Rufotrichia rufina

Scientific classification
- Kingdom: Animalia
- Phylum: Arthropoda
- Clade: Pancrustacea
- Class: Insecta
- Order: Coleoptera
- Suborder: Polyphaga
- Infraorder: Scarabaeiformia
- Family: Scarabaeidae
- Genus: Rufotrichia
- Species: R. rufina
- Binomial name: Rufotrichia rufina (Moser, 1912)
- Synonyms: Holotrichia rufina Moser, 1912;

= Rufotrichia rufina =

- Genus: Rufotrichia
- Species: rufina
- Authority: (Moser, 1912)
- Synonyms: Holotrichia rufina Moser, 1912

Species of beetle

Rufotrichia rufina is a species of beetle of the family Scarabaeidae. It is found in China (Guangdong).

== Description ==
Adults reach a length of about 25 mm. They are reddish-brown and very similar to Rufotrichia rufula. The head is coarse, the clypeus wrinkled and punctate, its margin slightly upturned as in rufula, the anterior margin emarginate in the middle.

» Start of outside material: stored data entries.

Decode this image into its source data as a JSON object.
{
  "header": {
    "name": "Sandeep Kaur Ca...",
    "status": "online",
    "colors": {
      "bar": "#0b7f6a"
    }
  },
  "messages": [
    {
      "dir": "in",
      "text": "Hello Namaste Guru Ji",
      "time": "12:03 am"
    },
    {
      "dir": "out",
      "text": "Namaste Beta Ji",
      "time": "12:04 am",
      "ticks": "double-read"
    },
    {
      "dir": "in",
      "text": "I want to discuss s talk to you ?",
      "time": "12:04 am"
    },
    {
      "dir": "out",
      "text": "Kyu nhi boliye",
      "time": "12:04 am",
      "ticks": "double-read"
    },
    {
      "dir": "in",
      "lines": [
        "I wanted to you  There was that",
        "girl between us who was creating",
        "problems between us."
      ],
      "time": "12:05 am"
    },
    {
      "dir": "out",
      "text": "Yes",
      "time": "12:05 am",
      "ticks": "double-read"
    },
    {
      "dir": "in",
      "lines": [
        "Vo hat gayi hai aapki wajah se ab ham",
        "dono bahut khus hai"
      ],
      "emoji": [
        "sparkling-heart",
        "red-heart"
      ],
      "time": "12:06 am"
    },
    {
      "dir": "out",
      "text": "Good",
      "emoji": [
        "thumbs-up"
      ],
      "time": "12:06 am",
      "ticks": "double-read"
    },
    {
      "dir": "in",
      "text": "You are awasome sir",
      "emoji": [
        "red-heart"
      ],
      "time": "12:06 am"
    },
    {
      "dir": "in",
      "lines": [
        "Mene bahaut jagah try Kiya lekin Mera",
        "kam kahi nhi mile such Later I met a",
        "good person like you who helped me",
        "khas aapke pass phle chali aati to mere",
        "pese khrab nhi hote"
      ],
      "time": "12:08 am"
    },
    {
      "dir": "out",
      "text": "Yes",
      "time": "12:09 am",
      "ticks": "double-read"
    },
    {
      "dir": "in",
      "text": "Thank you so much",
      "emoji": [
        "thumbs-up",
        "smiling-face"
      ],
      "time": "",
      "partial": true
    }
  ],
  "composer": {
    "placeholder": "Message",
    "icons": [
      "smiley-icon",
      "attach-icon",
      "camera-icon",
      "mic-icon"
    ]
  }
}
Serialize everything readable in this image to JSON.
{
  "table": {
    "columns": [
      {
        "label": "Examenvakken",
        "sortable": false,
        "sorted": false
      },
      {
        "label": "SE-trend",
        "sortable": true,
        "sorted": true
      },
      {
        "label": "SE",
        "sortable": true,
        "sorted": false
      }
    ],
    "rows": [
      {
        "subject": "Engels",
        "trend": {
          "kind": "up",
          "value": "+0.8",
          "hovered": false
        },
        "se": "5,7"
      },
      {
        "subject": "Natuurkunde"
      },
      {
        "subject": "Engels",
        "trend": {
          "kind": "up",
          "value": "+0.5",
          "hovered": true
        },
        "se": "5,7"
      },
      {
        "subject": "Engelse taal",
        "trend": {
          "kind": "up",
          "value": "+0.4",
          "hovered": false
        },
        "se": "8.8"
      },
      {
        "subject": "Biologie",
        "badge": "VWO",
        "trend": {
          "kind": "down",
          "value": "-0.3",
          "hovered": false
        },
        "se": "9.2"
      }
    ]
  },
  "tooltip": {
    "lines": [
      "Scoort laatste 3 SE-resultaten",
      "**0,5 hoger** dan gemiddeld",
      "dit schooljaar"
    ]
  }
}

The antennae are brown, with a lighter club. The pronotum is quite densely covered with umbilical punctures. An indistinct midline and a small spot on each side of the middle before the anterior margin are smooth. The scutellum bears several punctures on either side of the middle. The elytra are punctate and weakly wrinkled, with the ribs almost smooth. The pygidium is wider than long and somewhat more widely punctate than in rufula. The chest is covered in yellow hairs, the abdomen in the middle with very fine and widely spaced, needle-like, tiny bristly punctures, which are somewhat denser towards the sides.